Are we doing it for the children - or to them?
If you’re like me, you run and hide whenever you hear someone claiming they’re “doing it for the children.”
It doesn’t help that, most recently, this was the rallying cry of cynical candidates endeavoring to banish books they find objectionable.
Think I’m jiving?
Virginia recently elected a governor whose main campaign plank seemed to be protecting children from Toni Morrison novels.
Please, don’t you run away, but here is one instance in which we really do need to think about the children: violence.
The survivors of Uvalde, Parkland, Sandy Hook et al will likely be tormented by the experience forever. That’s why school districts provide counselors to help them deal with school shootings.
But what about the hundreds of thousands of children who are not in those classrooms, in those schools, but who are traumatized from afar by school shootings?
Where are their counselors?
During my childhood in Rockingham, there were four violent deaths in our community – two shootings, two stabbings - and each was unforgettable and traumatic in a way we didn’t even understand at the time. After one slightly older teenage friend was shotgunned and killed on a block known as the Be-Mo – because you had to “be mo’ careful” while you were there - the next day’s newspaper had a picture of the scene on its front page.
In the foreground of the crowd, as police investigated, was our friend Michael. He was 11or 12.
Now we, his peers, thought “Gee, how lucky he was to be out that late at night, to be right there to see that and to get his picture in the paper!”
We never considered what psychic toll that incident had on our friend. Thirteen-year-olds are not generally inclined to talk about feelings, and our folks were too busy providing and surviving to ask about them.
So we kept it in.
The next day, en route to junior high school, I walked past the scene and saw the blood-stained sidewalk and the chalk outline drawn by police. I was sleepless in Rockingham for a long time and my heart was heavy for far longer. I was in the funkiest funk that’s ever been.
More than three decades later, when Michael and I talked about that incident, he told me it had had the same impact on him. You would have never known because he seemed delightfully, sometimes irritatingly, silly and cheerful in all weathers.
As we discussed it as adults, I regretted that we hadn’t done so as kids. We would have both benefited greatly from that.
Dr. Anthony Smith, a Triangle psychologist, said living through daily carnage such as we’re seeing now “is creating a fear response” in children. “They see so much of it that it becomes the norm.”
Like it did for me.
You see, in contrast to my relatively genteel Rockingham raisin’, I, as a cop reporter in Gary, Ind. during the 1980s and 1990s, saw many dead bodies.
At first, I thought there was nothing worse than lying awake all night – with the lights on – because I was bothered by the sight of bloodied, bullet-riddled remains I'd seen while working.
I soon discovered something worse: not lying awake all night with the lights on because I was no longer bothered by the sight of bloodied, bullet-riddled remains I'd seen while working.
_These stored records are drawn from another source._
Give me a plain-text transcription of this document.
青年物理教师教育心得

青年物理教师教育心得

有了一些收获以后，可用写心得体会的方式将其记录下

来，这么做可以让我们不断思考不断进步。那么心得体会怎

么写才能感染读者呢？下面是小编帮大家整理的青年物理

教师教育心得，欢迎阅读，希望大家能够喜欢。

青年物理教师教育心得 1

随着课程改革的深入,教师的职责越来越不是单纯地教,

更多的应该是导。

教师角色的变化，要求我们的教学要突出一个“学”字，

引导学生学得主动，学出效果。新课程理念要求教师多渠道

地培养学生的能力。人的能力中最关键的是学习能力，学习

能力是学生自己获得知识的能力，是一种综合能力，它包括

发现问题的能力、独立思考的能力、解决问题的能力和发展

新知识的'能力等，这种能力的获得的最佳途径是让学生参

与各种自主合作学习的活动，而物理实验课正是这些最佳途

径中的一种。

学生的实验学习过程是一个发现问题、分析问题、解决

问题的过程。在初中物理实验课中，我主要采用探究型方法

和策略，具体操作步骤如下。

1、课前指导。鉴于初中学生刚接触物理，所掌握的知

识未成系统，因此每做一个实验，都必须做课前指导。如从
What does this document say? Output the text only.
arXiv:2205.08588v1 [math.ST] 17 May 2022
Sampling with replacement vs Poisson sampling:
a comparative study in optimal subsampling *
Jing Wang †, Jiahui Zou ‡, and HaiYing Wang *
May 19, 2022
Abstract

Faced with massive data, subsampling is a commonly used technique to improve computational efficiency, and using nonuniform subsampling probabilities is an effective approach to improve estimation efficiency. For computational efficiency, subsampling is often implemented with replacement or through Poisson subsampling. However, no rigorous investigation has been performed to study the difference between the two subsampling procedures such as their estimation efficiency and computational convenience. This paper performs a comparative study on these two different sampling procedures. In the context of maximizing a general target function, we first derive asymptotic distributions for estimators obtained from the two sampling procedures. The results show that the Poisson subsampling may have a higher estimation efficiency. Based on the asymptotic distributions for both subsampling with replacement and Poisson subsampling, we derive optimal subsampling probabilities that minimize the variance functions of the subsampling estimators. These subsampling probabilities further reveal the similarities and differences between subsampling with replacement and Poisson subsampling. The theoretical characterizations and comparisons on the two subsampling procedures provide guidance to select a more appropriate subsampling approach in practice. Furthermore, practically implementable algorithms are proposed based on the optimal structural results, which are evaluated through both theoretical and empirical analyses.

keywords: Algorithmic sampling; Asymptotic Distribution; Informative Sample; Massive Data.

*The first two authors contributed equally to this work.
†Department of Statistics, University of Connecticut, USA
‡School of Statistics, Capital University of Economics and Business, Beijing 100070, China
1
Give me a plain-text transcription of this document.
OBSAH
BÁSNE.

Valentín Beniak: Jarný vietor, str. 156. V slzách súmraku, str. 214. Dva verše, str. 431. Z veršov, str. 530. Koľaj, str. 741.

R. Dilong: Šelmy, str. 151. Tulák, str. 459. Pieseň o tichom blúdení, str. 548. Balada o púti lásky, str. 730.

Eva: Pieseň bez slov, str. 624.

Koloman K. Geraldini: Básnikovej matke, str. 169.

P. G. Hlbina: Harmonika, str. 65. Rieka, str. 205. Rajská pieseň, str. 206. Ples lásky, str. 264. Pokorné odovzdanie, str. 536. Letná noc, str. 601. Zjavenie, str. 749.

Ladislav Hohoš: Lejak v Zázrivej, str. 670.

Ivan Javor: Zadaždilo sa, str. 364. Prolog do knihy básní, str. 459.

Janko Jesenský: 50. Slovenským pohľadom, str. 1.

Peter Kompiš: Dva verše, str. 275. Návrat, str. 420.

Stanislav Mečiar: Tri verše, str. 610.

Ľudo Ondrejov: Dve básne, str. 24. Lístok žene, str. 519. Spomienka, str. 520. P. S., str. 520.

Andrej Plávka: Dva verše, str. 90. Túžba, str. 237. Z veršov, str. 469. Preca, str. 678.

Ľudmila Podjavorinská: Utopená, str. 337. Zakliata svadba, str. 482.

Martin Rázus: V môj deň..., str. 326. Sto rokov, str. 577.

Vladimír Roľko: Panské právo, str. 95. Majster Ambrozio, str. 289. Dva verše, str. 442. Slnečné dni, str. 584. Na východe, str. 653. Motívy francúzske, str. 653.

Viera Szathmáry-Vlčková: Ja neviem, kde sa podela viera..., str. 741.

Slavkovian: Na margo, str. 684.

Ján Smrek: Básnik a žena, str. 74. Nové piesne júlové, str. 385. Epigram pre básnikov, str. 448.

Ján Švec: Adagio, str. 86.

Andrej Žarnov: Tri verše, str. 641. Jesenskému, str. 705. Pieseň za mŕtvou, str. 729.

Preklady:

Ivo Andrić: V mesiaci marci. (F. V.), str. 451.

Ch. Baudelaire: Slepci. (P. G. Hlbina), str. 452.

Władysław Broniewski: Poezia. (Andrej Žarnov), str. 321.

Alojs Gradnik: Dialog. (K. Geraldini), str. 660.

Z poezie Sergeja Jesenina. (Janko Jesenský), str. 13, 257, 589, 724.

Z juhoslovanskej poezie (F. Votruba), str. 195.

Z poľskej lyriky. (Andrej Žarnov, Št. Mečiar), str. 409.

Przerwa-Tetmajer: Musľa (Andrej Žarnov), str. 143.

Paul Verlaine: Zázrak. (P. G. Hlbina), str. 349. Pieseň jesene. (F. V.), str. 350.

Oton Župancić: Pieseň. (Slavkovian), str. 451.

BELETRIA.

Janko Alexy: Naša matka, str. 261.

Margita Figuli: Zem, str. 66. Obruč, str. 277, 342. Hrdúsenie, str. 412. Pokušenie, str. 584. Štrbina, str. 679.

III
You don’t have to be a shrink to know that it’s“Goodnight, Irene” when that no longer bothers you.
By that time, though, I was a full-grown man and knew through life experiences how to process what I’d been exposed to.
Children don’t have that experience, Dr. Smith said. “It’s not natural to always be afraid,” he said. “We used to have drills in school telling us how to survive a hurricane or tornado or some other natural disaster. They have drills now telling them how to survive a school shooter because a gunman might come into your classroom. You’re teaching the child to be afraid of something that might happen and preparing their impulse to operate in that manner. That’s very unnatural.”
Smith didn’t even mention how unnatural it is to have to outfit your kids with bulletproof backpacks and what that must do to their psyches.
That's why we have to ask "Are we doing it for the children - or to them?"